For the better part of last month, Gikondo, Kicukiro, Samuduha, Kimisange, Busanza, Remera, Nyamirambo,  Kanombe, and Kabeza suburbs suffered water shortage. The trend has yet to be reversed. This has affected most businesses in the areas.

When The New Times visited Kajecye well in Kabeza at the weekend, there were winding queues of residents from the neighbouring Remera and Kanombe suburbs waiting to fetch water from the only source in the area. 

Andre Rumanzi, a resident of Kabeza, said he had returned home to dry taps for a whole week.

The Energy, Water and Sanitation Authority (EWSA) attributes the shortage to “irresponsible and excessive” use of water and the dry season amid rising demand mostly in the City of Kigali.  

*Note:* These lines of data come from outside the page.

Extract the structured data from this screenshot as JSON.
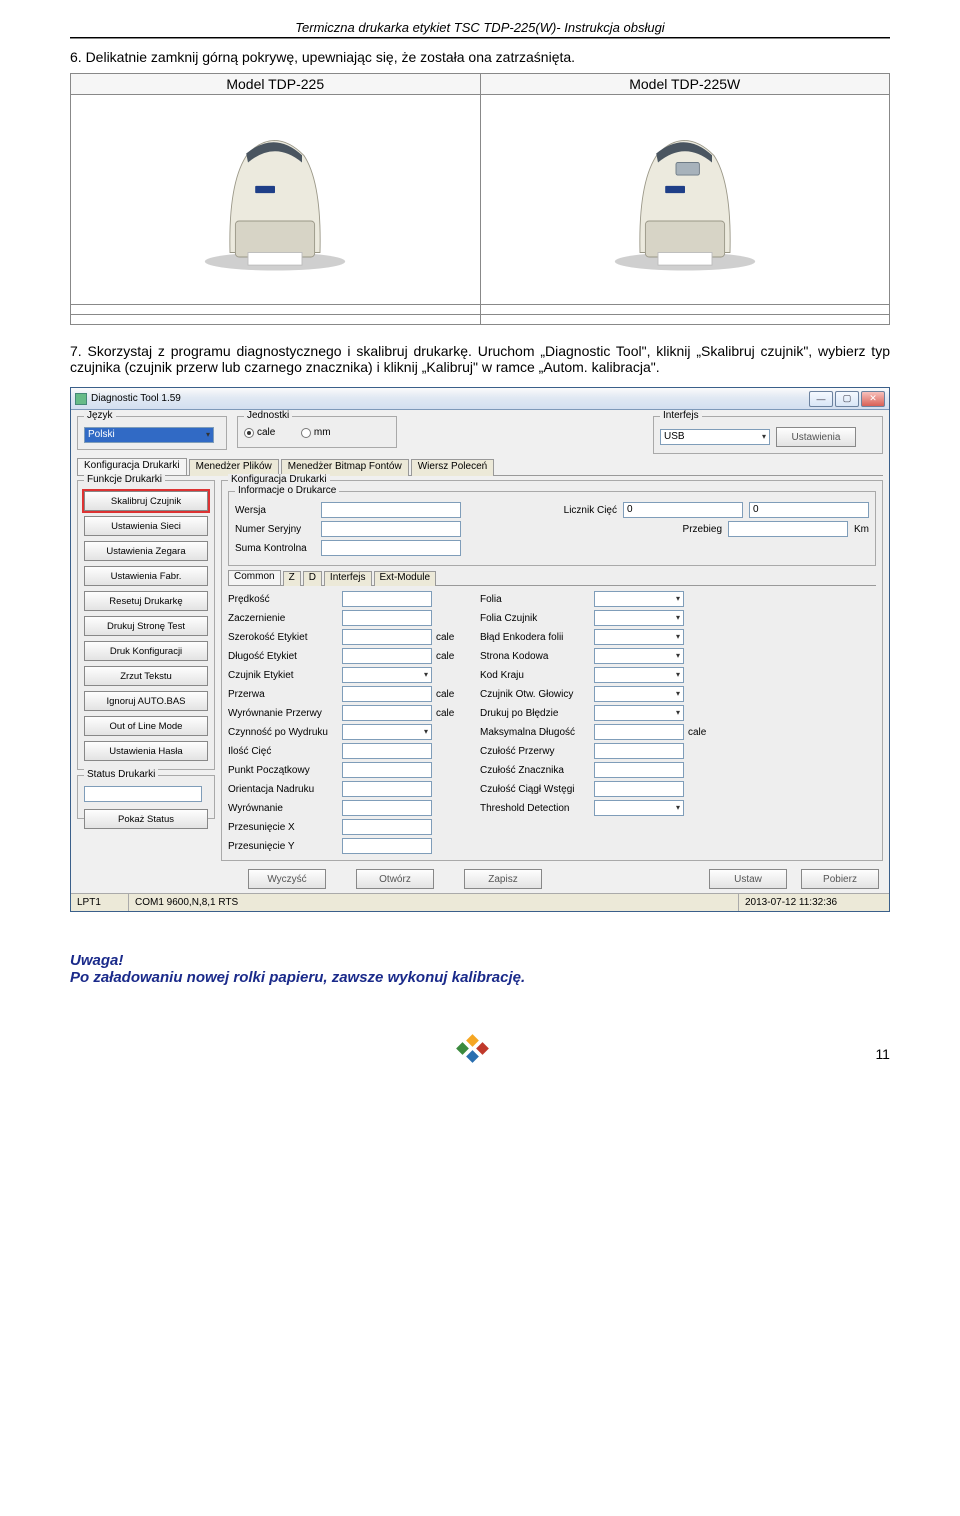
{
  "header": {
    "title": "Termiczna drukarka etykiet TSC TDP-225(W)- Instrukcja obsługi"
  },
  "step6": "6. Delikatnie zamknij górną pokrywę, upewniając się, że została ona zatrzaśnięta.",
  "printer_table": {
    "col1": "Model TDP-225",
    "col2": "Model TDP-225W"
  },
  "step7": "7. Skorzystaj z programu diagnostycznego i skalibruj drukarkę. Uruchom „Diagnostic Tool\", kliknij „Skalibruj czujnik\", wybierz typ czujnika (czujnik przerw lub czarnego znacznika) i kliknij „Kalibruj\" w ramce „Autom. kalibracja\".",
  "diag": {
    "title": "Diagnostic Tool 1.59",
    "groups": {
      "lang": "Język",
      "units": "Jednostki",
      "iface": "Interfejs",
      "funcs": "Funkcje Drukarki",
      "pconf": "Konfiguracja Drukarki",
      "pinfo": "Informacje o Drukarce",
      "status": "Status Drukarki"
    },
    "lang_value": "Polski",
    "units": {
      "opt1": "cale",
      "opt2": "mm"
    },
    "iface": {
      "value": "USB",
      "btn": "Ustawienia"
    },
    "tabs": [
      "Konfiguracja Drukarki",
      "Menedżer Plików",
      "Menedżer Bitmap Fontów",
      "Wiersz Poleceń"
    ],
    "func_btns": [
      "Skalibruj Czujnik",
      "Ustawienia Sieci",
      "Ustawienia Zegara",
      "Ustawienia Fabr.",
      "Resetuj Drukarkę",
      "Drukuj Stronę Test",
      "Druk Konfiguracji",
      "Zrzut Tekstu",
      "Ignoruj AUTO.BAS",
      "Out of Line Mode",
      "Ustawienia Hasła"
    ],
    "info": {
      "wersja": "Wersja",
      "numer": "Numer Seryjny",
      "suma": "Suma Kontrolna",
      "licznik": "Licznik Cięć",
      "licznik_v1": "0",
      "licznik_v2": "0",
      "przebieg": "Przebieg",
      "przebieg_unit": "Km"
    },
    "subtabs": [
      "Common",
      "Z",
      "D",
      "Interfejs",
      "Ext-Module"
    ],
    "settings": {
      "left": [
        {
          "l": "Prędkość",
          "u": ""
        },
        {
          "l": "Zaczernienie",
          "u": ""
        },
        {
          "l": "Szerokość Etykiet",
          "u": "cale"
        },
        {
          "l": "Długość Etykiet",
          "u": "cale"
        },
        {
          "l": "Czujnik Etykiet",
          "u": "",
          "combo": true
        },
        {
          "l": "Przerwa",
          "u": "cale"
        },
        {
          "l": "Wyrównanie Przerwy",
          "u": "cale"
        },
        {
          "l": "Czynność po Wydruku",
          "u": "",
          "combo": true
        },
        {
          "l": "Ilość Cięć",
          "u": ""
        },
        {
          "l": "Punkt Początkowy",
          "u": ""
        },
        {
          "l": "Orientacja Nadruku",
          "u": ""
        },
        {
          "l": "Wyrównanie",
          "u": ""
        },
        {
          "l": "Przesunięcie X",
          "u": ""
        },
        {
          "l": "Przesunięcie Y",
          "u": ""
        }
      ],
      "right": [
        {
          "l": "Folia",
          "combo": true
        },
        {
          "l": "Folia Czujnik",
          "combo": true
        },
        {
          "l": "Błąd Enkodera folii",
          "combo": true
        },
        {
          "l": "Strona Kodowa",
          "combo": true
        },
        {
          "l": "Kod Kraju",
          "combo": true
        },
        {
          "l": "Czujnik Otw. Głowicy",
          "combo": true
        },
        {
          "l": "Drukuj po Błędzie",
          "combo": true
        },
        {
          "l": "Maksymalna Długość",
          "u": "cale"
        },
        {
          "l": "Czułość Przerwy"
        },
        {
          "l": "Czułość Znacznika"
        },
        {
          "l": "Czułość Ciągł Wstęgi"
        },
        {
          "l": "Threshold Detection",
          "combo": true
        }
      ]
    },
    "status_btn": "Pokaż Status",
    "bottom_btns": [
      "Wyczyść",
      "Otwórz",
      "Zapisz",
      "Ustaw",
      "Pobierz"
    ],
    "statusbar": {
      "port": "LPT1",
      "cfg": "COM1 9600,N,8,1 RTS",
      "time": "2013-07-12 11:32:36"
    }
  },
  "uwaga": {
    "h": "Uwaga!",
    "t": "Po załadowaniu nowej rolki papieru, zawsze wykonuj kalibrację."
  },
  "page_num": "11"
}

Water consumption per capita, according to EWSA, has significantly increased as a result of economic development of the country and the increasing number of Kigali residents, in particular, yet the investment in water has not increased at the same pace in the last 20 years. 

Seeing the roses in crisis

Augustin ‘Mzee’ Ruremesha, a businessman in Giporoso, Remera, is cashing in on the shortage. 

Ruremesha says he sells more than 100 jerrycans of water daily and sometimes doubles when there is a water crisis in neighbourhoods like Samuduha, Kanombe and Kabeza.

“I sell a  jerrycan of water at Rwf100 and there are some people who come to fetch here and resell the water at a higher price. I always reserve like 2,000 litres of water in my tanks.”

Adapting to the shortage

The issue of water shortage is affecting many people, but in some areas, residents appear resigned to the scarcity.

Geoffrey Tumushime, from Gikondo, said at times they go for two weeks without water, forcing them to buy jerrycans of water each at Rwf100.

“Doing laundry is now a luxury. Sometimes I don’t cook and just eat in a restaurant. I also have a problem with sanitation since there is no running water. EWSA should seriously look into this issue.”

However, Theoneste Minani, the director of water in EWSA, dismissed the general outcry as “exaggerated.”

“People should not exaggerate; since it’s now raining, water shortage is not a problem to cause us headache,” Minani said.

He said it is southern Kigali that is still experiencing shortage, especially in areas like Gikondo, Kicukiro, Samuduha, Kimisange and Busanza in Kicukiro District. 

Institutions

Many institutions say their operations have been affected because the water supply does not meet the demand.

At Riviera High School in Rusororo, Gasabo District, administration said they have not had water for the past three weeks. The school says already it has spent about Rwf4m on water, which they buy at Rwf100,000 a truck. 

“We have no choice and can’t close the school,” John Okech, the director, said. “We hope for the best with the onset of rain.” 

Yet EWSA officials refuted the Riviera claims, saying the school’s neighbourhood has no problem of water shortage.

At Kigali Institute of Education (KIE), they use 100,000 litres cubic meters (100 m3) of water per day, yet EWSA provides them with barely half of that unit.

Jean Damascène Niyonzima, in charge of maintenance at the university, said: “Since 2003, we asked EWSA to give us a private channel that we do not share with the other clients, we had even paid Rwf6m for the project, but they did not consider it.”

He added: “We are obliged to share the little we have but there is a cost for that; we have a big population and sanitation might become a problem if nothing changes.”

KIE has more than 8,000 students, plus 300 staff. Much of the water goes to the toilets, kitchen and general cleaning.

EWSA said KIE case is special because the school is actually supplied through lower capacity infrastructure and water reaches their tanks at lower pressure.

A study of the project that would address the issue is worth Rwf20 million, he said.

“It’s an issue we shall discuss with the Ministry of Education”, said Minani.